When the London foursome launched themselves onto the scene in 2002, it was in a haze of snotty, fuck-you punk-rock energy. Their rebellious live shows were once synonymous with mayhem: constantly popping up in houses and  woefully small pubs, which more often than not got shut down by the po-po.

We’re clinging to the hope that the likely lads will make it through to the end. The greying bandmates, however, don’t exactly look convinced that things will go smoothly. Grimaces abound from the band as co-frontman Pete Doherty jumps on the drums to bang out The White Stripes’ ‘Seven Nation Army’ while drummer Gary Powell attempts to placate the audience. But Doherty soon leaps back to his mic for a snap, soothing rendition of The Foundations’ ‘Build Me Up Buttercup’ before his guitar stutters into ‘The Delaney’ and order is restored. Briefly.

Where once Doherty and fellow frontman Carl Barat flung themselves around as frenziedly as their riffs, now they stand stoic as ‘Time For Heroes’ is halted because fans are scaling the sound towers.
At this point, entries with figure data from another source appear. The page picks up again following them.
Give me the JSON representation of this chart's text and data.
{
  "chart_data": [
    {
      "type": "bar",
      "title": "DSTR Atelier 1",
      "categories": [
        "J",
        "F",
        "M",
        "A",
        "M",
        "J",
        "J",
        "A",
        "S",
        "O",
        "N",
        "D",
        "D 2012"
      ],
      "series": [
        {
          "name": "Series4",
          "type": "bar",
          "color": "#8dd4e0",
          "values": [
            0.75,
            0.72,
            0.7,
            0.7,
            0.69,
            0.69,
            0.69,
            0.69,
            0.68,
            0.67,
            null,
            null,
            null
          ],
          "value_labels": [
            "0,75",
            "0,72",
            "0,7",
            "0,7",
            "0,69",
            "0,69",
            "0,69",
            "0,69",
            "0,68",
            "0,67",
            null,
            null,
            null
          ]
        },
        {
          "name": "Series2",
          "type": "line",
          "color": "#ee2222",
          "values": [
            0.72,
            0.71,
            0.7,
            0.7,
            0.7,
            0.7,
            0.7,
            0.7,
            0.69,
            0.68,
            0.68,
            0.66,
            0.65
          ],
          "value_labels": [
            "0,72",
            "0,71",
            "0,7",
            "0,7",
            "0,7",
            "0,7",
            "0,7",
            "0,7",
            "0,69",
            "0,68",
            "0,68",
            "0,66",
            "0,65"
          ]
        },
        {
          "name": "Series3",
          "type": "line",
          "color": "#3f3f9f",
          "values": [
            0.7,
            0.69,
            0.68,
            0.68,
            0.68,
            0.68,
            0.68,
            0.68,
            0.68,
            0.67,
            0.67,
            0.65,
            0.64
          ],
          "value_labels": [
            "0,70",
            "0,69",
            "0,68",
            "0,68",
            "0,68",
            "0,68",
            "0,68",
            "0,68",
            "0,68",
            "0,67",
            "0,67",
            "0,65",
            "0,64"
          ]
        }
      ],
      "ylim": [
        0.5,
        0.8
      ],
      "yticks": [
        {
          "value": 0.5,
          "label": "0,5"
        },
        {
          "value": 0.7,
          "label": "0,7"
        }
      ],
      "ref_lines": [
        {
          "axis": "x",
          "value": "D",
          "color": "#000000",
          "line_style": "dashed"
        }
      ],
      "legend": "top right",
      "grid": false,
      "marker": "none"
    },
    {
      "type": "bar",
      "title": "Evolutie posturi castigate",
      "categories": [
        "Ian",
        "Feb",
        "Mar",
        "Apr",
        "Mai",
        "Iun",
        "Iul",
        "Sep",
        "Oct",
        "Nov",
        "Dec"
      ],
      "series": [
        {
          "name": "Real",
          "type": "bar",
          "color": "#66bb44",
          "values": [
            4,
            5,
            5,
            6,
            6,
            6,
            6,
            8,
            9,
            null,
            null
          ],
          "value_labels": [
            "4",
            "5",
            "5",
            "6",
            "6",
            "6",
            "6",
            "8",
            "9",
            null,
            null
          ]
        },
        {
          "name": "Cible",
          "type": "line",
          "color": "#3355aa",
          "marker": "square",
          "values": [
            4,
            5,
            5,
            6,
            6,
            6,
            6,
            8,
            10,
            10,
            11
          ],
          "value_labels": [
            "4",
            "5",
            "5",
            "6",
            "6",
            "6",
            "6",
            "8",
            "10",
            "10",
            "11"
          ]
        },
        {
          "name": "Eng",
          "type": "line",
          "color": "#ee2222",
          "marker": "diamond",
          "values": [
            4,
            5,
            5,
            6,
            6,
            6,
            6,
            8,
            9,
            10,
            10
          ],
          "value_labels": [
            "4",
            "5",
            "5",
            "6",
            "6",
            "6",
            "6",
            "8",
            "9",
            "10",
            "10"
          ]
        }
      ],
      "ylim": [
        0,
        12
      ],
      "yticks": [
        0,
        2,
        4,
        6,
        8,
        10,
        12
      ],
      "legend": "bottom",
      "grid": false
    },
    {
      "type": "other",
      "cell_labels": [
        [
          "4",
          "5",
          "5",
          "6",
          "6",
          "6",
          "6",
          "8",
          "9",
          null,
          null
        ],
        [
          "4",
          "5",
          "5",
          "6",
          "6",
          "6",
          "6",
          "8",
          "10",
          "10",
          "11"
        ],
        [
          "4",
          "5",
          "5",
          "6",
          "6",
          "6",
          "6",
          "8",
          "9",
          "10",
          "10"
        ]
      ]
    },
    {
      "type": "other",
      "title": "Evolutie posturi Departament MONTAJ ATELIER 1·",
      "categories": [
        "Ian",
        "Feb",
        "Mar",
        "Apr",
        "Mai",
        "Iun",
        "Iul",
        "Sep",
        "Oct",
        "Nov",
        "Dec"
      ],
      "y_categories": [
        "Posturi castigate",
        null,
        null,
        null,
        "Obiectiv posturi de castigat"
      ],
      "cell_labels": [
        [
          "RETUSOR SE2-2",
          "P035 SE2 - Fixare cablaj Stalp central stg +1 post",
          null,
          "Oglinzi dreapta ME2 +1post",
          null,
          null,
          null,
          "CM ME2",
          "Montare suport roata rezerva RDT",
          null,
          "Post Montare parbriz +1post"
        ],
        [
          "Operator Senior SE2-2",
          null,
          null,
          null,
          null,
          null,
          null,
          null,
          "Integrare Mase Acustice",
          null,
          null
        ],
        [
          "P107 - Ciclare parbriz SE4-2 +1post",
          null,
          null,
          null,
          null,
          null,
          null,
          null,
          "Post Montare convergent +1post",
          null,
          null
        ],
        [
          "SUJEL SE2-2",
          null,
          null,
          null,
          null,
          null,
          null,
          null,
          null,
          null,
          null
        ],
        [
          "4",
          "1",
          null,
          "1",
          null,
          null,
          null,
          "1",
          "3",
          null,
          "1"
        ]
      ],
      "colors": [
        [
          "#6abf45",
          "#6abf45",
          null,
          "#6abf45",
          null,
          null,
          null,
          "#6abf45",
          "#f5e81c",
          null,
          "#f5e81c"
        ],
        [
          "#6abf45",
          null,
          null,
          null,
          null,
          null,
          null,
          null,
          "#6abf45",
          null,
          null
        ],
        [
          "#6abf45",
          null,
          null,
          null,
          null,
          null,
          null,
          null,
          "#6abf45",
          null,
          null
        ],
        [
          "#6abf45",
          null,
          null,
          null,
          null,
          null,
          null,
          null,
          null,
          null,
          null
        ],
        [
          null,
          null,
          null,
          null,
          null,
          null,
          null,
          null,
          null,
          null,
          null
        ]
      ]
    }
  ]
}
Facepalm! How can they get this wayward bunch to chill out? A leapfrog – that’s what – which is exactly what Barat runs up to Doherty and does, before snatching a cursory kiss that claws a collective coo out of the crowd. Now the quartet can blast into ‘Death on the Stairs’ without abandon, and Doherty and Barat even share the same microphone like the old days. Swoon! The Libs might be slightly podgier around the edges these days, but that hasn’t slowed them down. They can still muster an adolescent outburst that echoes the hard-and-fast approach they emerged with more than a decade ago.

After the frenetic rumblings of ‘I Get Along’ close what’s been a turbulent set, the two indie legends floor each other by intensively hugging it out. And just to ensure things truly go off with a bang – albeit metaphorical – the four-piece line up at the front of the stage to thank the fans and to, er, do the hokey cokey. It’s mad and impulsive and it’s exactly the way we like our Libertines.